Q: Last Thursday our daughter came home from school very upset.
Apparently, one of her classmates took our daughter aside and told her that she was seriously considering suicide. The young girl in question insisted that our daughter swear confidence. This was to be a secret.
In fact, our daughter tried to honour the commitment and kept information about her classmate’s intentions to herself as long as she could, but this was too big for her, and after considerable encouragement from both her father and me she finally broke and told us about her classmate.
Our daughter is stuck and wondering what she is supposed to do now.
This is a puzzle for us as well. What do you suggest we do to best advise our daughter dealing with what is a very scary intention? The last thing that any of us want is for our daughter’s classmates to successfully commit suicide.
A: Actually, the issue in question is not so much what you might advise your daughter to do, as what it is that you might do yourself with the information your daughter has given you.

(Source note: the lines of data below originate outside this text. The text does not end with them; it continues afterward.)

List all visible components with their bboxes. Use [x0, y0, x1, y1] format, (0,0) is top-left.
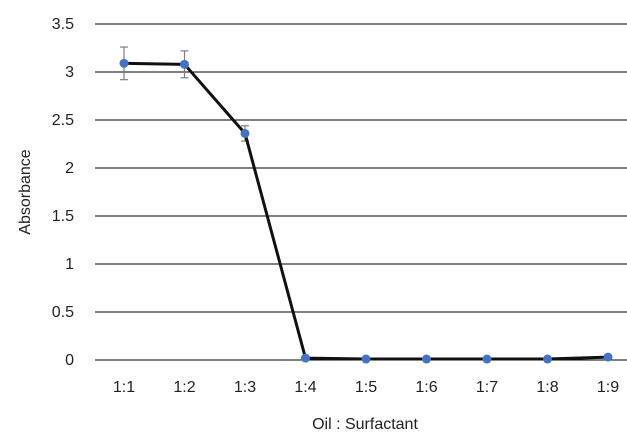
data-point [482, 354, 492, 364]
y-tick-label: 1 [65, 256, 74, 273]
series-layer [119, 58, 613, 364]
y-tick-label: 3 [65, 64, 74, 81]
data-point [361, 354, 371, 364]
y-axis-title: Absorbance [17, 149, 34, 234]
data-point [119, 58, 129, 68]
data-point [180, 59, 189, 69]
y-tick-label: 1.5 [52, 208, 74, 225]
x-tick-label: 1:5 [355, 379, 377, 396]
y-tick-label: 0 [65, 352, 74, 369]
y-axis-tick-labels: 0 0.5 1 1.5 2 2.5 3 3.5 [52, 16, 74, 369]
x-tick-label: 1:4 [294, 379, 316, 396]
x-tick-label: 1:2 [173, 379, 195, 396]
data-point [603, 352, 613, 362]
x-tick-label: 1:8 [536, 379, 558, 396]
y-tick-label: 2 [65, 160, 74, 177]
x-tick-label: 1:7 [476, 379, 498, 396]
data-point [301, 353, 310, 363]
data-point [240, 128, 250, 138]
x-axis-title: Oil : Surfactant [312, 416, 418, 433]
y-tick-label: 3.5 [52, 16, 74, 33]
y-tick-label: 2.5 [52, 112, 74, 129]
data-point [422, 354, 431, 364]
x-tick-label: 1:1 [113, 379, 135, 396]
x-tick-label: 1:9 [597, 379, 619, 396]
x-tick-label: 1:3 [234, 379, 256, 396]
x-axis-tick-labels: 1:1 1:2 1:3 1:4 1:5 1:6 1:7 1:8 1:9 [113, 379, 619, 396]
x-tick-label: 1:6 [415, 379, 437, 396]
gridlines [95, 23, 627, 361]
y-tick-label: 0.5 [52, 304, 74, 321]
data-point [543, 354, 552, 364]
series-line [123, 61, 609, 361]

She has done everything right. She listened carefully to her classmate, and when she found herself in something that was clearly “over her head,” she turned to you and her father for help.
That leaves you with a number of tasks. Your first task is to make sure that your daughter knows how very much you and her father want to support and encourage her. Because she broke the silence and talked to you about her classmate’s suicidal intention, she might very well be accused of betraying her classmate.
The odds are fairly good that your daughter’s classmate will make life uncomfortable for your daughter for the next short while.
Your daughter needs to know that you believe in her, that by telling you about her classmate she did the right thing and that you are going to stand by her regardless of what happens. She needs a ton of support.
Your second task is to tell someone else about what is going on with your daughter’s classmate.
The question is who? Ideally, you would get on the phone and make a coffee date to talk to the girl’s parents.
Think about it — wouldn’t you want to know if your own child was talking suicide to some of her friends?
Of course, no one can guarantee that the other parents will appreciate your call. They might even get defensive and be somewhat short with you. You have no control over that. Your job is to simply pass the information on to them and then back right off, leaving them with the opportunity to work through it with their daughter as they will.
If you have misgivings about the parents of your daughter’s classmate, you can avoid them and report your information to whatever are the child services serving your community.
Social workers and counsellors have the ability to make sure that the young girl in question is given the protection she needs to be as safe as she can be under her present circumstances. They might more easily approach the girl’s family than you can. That would be for them to decide.
Your final task is to learn as much as you can about suicide in adolescent children. This is not something to be taken lightly. Did you know that suicide is the second leading cause for death in young people between the ages of 15 and 24? Did you know that young people who successfully die by suicide have talked to someone about it before they died?
Did you know that our professional counsellors, with a great deal of help from supportive families, can successfully divert young people from thoughts of self-harm, or suicide?
You have a lot you can learn. The more that you, and all of us, can learn about suicide in adolescence, the better will be the world for those of our young people living in distress.